3
votes

I'm sort of a newbie to Clojure. I have multiple threads trying to write to an output stream and If I'm not mistaken sockets and their streams are not thread safe meaning bits can be mixed up if I write to them simultaneously. One of the main benefits of clojure is inbuilt concurrency handling of race conditions. How can I utilize this for my scenario?

I tried looking into atoms, refs and so on. I initially thought declaring the output stream as an atom would work but I'm not too sure, as it seems it avoids changing the atom state simultaneously (using swap!) however i think you can dereference an atom from multiple threads meaning multiple threads will deref the atom holding my output stream and write to it concurrently.

Any advise will be most helpful.

thanks in advance

(defn send-my-data [output data-bytes]
  (try 
    (.write output)
    (.flush output)
    (catch Exception excp
       (println (format "issue %s" (.printStackTrace excp))))

Now all my threads call this function anytime they want to write data to the output stream

3

3 Answers

5
votes

Agents are often considered the correct tool for this sort of task.
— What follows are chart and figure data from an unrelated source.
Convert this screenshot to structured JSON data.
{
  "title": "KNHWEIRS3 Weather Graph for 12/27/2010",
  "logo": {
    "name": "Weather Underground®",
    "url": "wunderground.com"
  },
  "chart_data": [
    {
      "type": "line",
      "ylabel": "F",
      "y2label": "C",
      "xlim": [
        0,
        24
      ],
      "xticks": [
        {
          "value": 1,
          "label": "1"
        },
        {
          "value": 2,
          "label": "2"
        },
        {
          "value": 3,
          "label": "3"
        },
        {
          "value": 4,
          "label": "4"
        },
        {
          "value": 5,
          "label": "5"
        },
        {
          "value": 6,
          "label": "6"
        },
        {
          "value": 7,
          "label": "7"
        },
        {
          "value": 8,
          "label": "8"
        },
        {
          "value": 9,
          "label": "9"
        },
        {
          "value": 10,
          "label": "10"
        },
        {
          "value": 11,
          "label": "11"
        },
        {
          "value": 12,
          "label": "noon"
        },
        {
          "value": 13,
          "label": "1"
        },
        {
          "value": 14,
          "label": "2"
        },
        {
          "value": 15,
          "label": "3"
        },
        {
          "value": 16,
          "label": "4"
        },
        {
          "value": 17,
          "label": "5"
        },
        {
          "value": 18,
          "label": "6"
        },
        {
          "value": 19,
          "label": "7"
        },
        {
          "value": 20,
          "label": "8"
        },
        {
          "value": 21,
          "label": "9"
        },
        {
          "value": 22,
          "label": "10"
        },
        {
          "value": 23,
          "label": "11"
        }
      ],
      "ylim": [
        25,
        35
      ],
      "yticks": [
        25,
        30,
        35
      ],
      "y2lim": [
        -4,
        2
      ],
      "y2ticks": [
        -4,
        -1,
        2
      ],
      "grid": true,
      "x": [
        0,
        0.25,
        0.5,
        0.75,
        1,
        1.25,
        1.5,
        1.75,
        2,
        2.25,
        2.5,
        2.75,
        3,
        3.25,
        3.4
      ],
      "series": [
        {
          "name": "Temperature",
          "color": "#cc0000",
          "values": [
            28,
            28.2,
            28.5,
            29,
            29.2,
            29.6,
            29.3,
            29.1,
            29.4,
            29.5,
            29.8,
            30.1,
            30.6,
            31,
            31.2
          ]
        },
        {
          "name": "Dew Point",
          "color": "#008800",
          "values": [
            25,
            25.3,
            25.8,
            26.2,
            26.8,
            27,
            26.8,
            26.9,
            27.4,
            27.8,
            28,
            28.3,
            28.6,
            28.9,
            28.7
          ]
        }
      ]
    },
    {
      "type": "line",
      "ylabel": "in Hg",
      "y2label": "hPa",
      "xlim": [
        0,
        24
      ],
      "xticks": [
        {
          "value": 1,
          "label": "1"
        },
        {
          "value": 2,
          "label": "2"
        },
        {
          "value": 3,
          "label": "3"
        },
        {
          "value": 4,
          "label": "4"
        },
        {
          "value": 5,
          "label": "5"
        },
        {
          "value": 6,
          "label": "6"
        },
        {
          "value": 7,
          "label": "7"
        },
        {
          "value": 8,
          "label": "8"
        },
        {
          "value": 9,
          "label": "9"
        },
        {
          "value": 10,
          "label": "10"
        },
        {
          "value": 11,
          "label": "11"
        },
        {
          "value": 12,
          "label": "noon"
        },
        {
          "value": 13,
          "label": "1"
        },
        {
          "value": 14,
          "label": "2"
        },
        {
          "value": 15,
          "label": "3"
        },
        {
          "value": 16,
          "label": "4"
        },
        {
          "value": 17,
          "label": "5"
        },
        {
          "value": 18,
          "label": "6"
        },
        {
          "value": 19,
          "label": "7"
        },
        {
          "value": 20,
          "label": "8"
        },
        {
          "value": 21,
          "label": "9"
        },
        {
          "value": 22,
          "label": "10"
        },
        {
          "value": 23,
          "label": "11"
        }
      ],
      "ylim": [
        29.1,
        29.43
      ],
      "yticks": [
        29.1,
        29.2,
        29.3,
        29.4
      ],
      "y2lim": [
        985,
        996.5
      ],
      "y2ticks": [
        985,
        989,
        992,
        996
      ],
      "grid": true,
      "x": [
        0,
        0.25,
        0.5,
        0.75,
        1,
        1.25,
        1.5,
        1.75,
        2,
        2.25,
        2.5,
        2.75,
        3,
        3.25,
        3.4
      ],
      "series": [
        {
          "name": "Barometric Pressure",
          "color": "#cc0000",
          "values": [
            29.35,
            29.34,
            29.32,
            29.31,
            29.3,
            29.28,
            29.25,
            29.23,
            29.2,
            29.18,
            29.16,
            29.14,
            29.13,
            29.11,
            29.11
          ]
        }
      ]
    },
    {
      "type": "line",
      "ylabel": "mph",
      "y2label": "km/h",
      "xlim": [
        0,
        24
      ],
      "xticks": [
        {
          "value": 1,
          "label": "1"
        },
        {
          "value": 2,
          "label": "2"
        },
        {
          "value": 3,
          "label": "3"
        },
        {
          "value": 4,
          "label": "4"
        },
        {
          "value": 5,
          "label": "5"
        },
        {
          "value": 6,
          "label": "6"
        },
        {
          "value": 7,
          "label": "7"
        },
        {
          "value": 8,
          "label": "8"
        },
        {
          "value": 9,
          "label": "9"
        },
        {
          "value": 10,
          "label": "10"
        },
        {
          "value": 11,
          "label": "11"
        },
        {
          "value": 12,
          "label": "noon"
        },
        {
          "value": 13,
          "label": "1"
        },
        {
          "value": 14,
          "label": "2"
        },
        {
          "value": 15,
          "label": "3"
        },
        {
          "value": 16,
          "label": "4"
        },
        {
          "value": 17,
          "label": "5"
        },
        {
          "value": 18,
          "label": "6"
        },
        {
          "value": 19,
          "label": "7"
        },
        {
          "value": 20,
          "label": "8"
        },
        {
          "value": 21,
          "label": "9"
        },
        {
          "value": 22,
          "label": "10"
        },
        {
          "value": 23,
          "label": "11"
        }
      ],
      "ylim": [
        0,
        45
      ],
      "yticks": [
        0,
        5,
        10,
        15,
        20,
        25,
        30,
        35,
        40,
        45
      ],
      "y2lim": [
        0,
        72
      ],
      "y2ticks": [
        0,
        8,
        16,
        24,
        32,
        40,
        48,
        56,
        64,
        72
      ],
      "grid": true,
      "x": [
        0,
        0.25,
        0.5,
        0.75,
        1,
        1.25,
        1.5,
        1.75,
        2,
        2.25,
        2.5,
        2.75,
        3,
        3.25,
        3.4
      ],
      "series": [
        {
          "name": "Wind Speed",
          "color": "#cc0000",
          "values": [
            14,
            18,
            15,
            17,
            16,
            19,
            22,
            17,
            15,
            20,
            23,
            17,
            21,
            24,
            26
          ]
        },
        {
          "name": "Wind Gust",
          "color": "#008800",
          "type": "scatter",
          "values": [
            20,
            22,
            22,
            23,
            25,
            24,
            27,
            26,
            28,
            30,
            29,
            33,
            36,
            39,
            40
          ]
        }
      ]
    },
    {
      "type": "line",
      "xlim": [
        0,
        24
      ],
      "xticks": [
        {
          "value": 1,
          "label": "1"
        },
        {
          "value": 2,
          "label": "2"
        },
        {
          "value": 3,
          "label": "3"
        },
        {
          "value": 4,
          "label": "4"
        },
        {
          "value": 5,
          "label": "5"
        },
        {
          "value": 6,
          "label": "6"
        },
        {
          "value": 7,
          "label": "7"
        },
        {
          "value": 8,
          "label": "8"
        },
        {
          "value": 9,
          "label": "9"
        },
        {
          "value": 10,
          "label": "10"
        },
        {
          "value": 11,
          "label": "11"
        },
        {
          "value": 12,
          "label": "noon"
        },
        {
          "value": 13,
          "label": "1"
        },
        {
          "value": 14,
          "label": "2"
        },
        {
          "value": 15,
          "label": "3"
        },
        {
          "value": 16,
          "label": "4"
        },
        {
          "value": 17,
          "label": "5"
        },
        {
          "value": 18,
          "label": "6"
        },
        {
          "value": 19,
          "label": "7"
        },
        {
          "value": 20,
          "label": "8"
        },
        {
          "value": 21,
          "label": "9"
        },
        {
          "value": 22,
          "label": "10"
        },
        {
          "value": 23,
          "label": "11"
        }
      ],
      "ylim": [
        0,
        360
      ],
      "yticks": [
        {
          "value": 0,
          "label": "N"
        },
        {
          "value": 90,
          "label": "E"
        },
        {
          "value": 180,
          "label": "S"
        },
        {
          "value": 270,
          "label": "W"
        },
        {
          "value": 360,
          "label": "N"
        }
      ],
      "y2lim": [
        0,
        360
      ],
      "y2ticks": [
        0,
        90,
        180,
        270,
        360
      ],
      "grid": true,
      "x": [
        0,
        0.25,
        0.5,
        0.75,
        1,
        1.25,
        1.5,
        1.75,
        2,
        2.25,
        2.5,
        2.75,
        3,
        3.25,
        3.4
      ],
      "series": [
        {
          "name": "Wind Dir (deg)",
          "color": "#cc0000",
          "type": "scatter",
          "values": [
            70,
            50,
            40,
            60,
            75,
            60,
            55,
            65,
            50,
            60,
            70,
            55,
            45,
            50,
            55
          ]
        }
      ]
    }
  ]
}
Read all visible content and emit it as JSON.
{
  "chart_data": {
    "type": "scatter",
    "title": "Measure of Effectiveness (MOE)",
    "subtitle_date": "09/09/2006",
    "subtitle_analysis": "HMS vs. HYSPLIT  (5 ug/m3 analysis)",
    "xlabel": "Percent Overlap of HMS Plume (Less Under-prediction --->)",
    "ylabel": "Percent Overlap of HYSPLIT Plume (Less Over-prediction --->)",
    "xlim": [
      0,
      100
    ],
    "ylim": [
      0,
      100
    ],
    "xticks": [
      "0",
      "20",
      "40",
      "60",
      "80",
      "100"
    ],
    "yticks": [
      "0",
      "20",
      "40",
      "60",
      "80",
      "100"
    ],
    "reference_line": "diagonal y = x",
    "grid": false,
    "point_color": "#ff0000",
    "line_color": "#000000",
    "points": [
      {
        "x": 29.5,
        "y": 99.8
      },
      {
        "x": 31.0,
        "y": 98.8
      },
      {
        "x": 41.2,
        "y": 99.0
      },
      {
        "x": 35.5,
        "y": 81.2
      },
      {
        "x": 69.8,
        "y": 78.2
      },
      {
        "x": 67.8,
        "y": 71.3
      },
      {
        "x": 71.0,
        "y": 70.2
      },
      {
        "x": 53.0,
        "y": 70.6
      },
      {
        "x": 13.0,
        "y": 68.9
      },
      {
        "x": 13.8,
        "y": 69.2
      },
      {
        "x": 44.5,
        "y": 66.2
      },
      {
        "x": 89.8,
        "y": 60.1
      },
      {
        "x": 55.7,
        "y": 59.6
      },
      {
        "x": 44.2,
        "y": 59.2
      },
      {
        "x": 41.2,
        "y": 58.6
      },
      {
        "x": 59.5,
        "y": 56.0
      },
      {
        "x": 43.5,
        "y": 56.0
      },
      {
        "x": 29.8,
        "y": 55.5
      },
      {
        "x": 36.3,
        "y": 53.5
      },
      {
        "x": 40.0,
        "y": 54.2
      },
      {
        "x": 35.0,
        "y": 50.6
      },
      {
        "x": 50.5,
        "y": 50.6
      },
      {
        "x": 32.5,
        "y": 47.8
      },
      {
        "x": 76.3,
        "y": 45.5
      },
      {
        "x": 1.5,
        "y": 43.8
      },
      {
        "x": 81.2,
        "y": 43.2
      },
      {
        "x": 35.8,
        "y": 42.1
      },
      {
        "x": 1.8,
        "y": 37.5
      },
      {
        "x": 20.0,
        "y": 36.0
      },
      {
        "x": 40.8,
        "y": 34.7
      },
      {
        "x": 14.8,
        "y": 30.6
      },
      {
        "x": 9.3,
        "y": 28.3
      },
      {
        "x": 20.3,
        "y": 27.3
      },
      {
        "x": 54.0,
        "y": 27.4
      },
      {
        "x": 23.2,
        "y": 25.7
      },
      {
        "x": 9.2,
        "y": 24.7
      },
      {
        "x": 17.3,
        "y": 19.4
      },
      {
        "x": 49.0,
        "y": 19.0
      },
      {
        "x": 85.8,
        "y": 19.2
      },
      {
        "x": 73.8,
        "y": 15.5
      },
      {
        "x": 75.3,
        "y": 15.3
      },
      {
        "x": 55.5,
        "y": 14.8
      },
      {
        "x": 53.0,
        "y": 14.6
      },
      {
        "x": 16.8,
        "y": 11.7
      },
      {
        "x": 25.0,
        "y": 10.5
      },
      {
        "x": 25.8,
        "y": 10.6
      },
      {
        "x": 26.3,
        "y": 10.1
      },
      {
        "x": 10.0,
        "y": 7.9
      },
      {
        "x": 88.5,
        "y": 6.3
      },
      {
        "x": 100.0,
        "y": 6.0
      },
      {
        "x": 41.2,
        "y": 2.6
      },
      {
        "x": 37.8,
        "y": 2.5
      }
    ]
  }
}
They take a queue of tasks to run on their internal state and run them in the order they where received. They also play nicely with the rest of Clojure's STM. For instance messages sent to an agent form within a transaction are sent exactly once and only when the transaction commits.

user> (let [output-agent (agent "")] 
        (dotimes [x 10] 
          (send output-agent (fn [_] (println "hello" x)))))
nil
hello 0
hello 1
hello 2
hello 3
hello 4
hello 5
hello 6
hello 7
hello 8
hello 9

In this example the action to be taken is an anonymous function that ignores it's input and just prints something.

1
votes

You can use locking if you need to ensure that no other thread is using an object (and want to wait at that point in your code and not do anything in that particular thread until that object is unlocked so you can lock it).

user> (dotimes [i 10] (future (println \h \e \l \l \o)))
hhh h e
nil
 eh  le  l lo 
h e lh he  e ll h  el  ll  lo 
e  e l l oh
l l oo
l  ol

l lo o

 e

o
 l l o

user> (dotimes [i 10] (future (locking *out* (println \h \e \l \l \o))))
h
nil
 e l l o
h e l l o
h e l l o
h e l l o
h e l l o
h e l l o
h e l l o
h e l l o
h e l l o
h e l l o

user> 
0
votes

I eventually implemented the agent method as I thought it was more idiomatic and for some other benefits of agents.

(let [wtr (agent (.getOutputStream mysocket) "agent.log")]
    (defn log [msg]
      (letfn [(write [out msg]
             (.write out msg)
             (.flush out)
                out)]
      (send-off wtr write msg)))
  (defn close []
        (send wtr #(.close %))))

Adapted from here

Remember to return the output stream as agents take on the returned value. A common mistake.